À l’université, c’est la collégialité qui structure l’organisation du travail. Pourtant, ce pilier essentiel de nos institutions fait face à d’importantes menaces. Quels impacts sur le travail des professeur·es, sur la recherche et l’enseignement, et comment protéger un modèle de gouvernance crucial à la mission universitaire ?
Il y a dix ans, la Fédération québécoise des professeures et professeurs d’université (FQPPU) entreprenait une recherche-action ambitieuse en se dotant d’un Comité sur la condition professorale. Cette étude qualitative, complémentaire aux données quantitatives existantes, donnait la parole à 145 professeur·es issu·es de 10 universités québécoises, travaillant dans des disciplines variées et se situant à divers stades de leur carrière.

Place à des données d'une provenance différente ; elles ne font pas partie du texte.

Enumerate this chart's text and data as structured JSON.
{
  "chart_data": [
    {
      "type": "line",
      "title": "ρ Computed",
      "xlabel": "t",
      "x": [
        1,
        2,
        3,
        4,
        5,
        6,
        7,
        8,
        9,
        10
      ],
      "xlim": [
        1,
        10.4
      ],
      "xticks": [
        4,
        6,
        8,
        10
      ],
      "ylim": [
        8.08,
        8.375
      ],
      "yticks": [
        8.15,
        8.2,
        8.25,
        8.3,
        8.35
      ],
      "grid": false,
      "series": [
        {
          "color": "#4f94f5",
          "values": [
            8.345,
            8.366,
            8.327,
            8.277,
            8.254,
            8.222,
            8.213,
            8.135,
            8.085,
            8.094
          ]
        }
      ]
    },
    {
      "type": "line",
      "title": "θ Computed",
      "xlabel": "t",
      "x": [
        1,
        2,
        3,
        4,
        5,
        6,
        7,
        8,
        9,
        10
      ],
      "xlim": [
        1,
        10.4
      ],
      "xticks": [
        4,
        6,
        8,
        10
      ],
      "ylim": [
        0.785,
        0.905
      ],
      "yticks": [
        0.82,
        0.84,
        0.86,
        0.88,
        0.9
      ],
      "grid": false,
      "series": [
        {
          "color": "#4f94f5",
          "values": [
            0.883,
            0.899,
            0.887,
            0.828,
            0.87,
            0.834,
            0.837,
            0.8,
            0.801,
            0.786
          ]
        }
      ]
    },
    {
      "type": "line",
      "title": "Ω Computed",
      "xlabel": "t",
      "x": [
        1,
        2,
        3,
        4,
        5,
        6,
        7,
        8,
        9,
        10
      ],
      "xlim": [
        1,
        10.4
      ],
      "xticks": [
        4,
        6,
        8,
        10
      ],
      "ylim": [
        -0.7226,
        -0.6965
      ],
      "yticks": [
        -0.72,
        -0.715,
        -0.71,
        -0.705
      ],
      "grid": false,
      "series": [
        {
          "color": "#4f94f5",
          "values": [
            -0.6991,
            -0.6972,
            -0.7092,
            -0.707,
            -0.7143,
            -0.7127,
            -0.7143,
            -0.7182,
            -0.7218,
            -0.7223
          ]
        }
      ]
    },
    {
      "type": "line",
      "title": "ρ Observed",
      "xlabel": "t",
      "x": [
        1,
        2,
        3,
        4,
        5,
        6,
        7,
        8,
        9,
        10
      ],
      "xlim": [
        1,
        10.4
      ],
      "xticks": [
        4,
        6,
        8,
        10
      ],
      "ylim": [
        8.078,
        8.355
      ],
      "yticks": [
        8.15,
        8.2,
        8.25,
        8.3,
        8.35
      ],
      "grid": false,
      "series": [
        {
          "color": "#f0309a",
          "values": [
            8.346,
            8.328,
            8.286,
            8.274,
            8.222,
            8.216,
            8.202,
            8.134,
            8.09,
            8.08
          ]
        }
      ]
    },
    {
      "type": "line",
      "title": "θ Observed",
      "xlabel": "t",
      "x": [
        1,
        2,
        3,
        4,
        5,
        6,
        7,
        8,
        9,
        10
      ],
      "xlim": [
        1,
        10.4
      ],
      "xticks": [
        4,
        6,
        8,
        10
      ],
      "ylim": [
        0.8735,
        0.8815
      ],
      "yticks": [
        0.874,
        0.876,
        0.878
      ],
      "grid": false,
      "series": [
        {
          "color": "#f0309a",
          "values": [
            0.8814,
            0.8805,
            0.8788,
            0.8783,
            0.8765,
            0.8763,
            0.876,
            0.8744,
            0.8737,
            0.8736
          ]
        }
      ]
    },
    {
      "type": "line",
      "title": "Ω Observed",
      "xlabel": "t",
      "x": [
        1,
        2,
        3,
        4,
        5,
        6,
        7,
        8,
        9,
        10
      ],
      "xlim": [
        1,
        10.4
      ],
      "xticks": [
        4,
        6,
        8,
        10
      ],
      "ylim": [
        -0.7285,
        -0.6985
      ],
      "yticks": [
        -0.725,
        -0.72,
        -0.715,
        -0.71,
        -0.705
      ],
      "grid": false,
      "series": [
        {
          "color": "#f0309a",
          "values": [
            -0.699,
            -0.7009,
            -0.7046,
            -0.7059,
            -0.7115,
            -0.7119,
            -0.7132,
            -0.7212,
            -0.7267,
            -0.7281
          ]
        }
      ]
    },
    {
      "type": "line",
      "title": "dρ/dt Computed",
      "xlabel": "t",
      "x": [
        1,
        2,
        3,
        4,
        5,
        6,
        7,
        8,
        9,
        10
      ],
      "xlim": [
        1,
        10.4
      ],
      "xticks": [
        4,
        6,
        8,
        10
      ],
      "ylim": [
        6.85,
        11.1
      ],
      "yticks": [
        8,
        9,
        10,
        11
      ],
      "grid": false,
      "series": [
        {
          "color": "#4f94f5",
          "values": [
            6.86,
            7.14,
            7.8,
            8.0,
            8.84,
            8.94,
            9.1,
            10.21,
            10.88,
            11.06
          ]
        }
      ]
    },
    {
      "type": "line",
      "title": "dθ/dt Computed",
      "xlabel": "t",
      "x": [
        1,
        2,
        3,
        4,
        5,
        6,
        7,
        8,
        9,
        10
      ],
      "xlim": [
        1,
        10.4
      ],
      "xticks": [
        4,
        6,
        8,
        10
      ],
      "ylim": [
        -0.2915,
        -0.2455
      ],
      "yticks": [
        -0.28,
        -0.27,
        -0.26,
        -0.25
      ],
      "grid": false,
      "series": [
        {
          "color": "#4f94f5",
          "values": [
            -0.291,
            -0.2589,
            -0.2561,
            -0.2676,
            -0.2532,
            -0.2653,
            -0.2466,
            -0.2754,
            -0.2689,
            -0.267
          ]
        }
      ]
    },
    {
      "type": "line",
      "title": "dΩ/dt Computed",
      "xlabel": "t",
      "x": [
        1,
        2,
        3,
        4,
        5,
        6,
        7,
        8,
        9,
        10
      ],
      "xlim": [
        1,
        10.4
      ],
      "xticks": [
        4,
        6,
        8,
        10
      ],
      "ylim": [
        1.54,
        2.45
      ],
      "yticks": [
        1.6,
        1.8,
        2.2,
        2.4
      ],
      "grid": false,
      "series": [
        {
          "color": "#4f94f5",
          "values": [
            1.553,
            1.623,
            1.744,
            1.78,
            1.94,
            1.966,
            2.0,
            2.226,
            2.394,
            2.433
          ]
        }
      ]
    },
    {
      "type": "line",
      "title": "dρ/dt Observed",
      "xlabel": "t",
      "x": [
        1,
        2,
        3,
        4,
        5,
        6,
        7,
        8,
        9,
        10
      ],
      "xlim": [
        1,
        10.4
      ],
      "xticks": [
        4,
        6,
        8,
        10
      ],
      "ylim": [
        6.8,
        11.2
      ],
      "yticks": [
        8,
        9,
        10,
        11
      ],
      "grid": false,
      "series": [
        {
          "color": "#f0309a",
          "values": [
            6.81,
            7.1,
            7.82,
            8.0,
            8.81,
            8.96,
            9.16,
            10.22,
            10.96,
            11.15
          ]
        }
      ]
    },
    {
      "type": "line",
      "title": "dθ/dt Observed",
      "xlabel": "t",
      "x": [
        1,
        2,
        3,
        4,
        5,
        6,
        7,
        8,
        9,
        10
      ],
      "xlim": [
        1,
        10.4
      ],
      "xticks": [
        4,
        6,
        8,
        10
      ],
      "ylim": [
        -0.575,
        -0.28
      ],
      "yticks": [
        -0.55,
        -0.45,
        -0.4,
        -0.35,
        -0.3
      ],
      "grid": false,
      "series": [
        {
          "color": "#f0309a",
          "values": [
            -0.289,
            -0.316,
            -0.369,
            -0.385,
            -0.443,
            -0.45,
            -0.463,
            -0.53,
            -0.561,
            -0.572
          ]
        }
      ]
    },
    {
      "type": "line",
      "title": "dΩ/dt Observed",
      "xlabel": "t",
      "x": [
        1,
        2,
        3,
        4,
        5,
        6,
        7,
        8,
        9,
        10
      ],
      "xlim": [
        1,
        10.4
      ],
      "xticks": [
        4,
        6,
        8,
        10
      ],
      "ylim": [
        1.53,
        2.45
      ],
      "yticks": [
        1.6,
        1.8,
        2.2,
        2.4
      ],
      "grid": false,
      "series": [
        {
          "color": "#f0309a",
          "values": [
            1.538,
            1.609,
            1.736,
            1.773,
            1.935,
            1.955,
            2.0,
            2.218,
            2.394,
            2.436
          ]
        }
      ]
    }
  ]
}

Une décennie plus tard, les constats de sa recherche sur les questions de collégialité et de gestion restent d’actualité. Qu’est-ce que l’idéal de la collégialité, et pourquoi est-il en péril ? Quels facteurs, influencés par des pratiques de gestion issues du secteur privé, ont contribué à son érosion ? Et surtout, comment protéger et refonder ce pilier essentiel pour l’avenir de l’enseignement et de la recherche universitaire ?
Table des matières
La collégialité, qu’est-ce que c’est ?
La collégialité, concept fondamental dans le milieu universitaire, dépasse la simple courtoisie ou la civilité. Elle constitue une pierre angulaire de la gouvernance académique, définissant la participation active du corps professoral dans les processus décisionnels qui façonnent leurs conditions de travail.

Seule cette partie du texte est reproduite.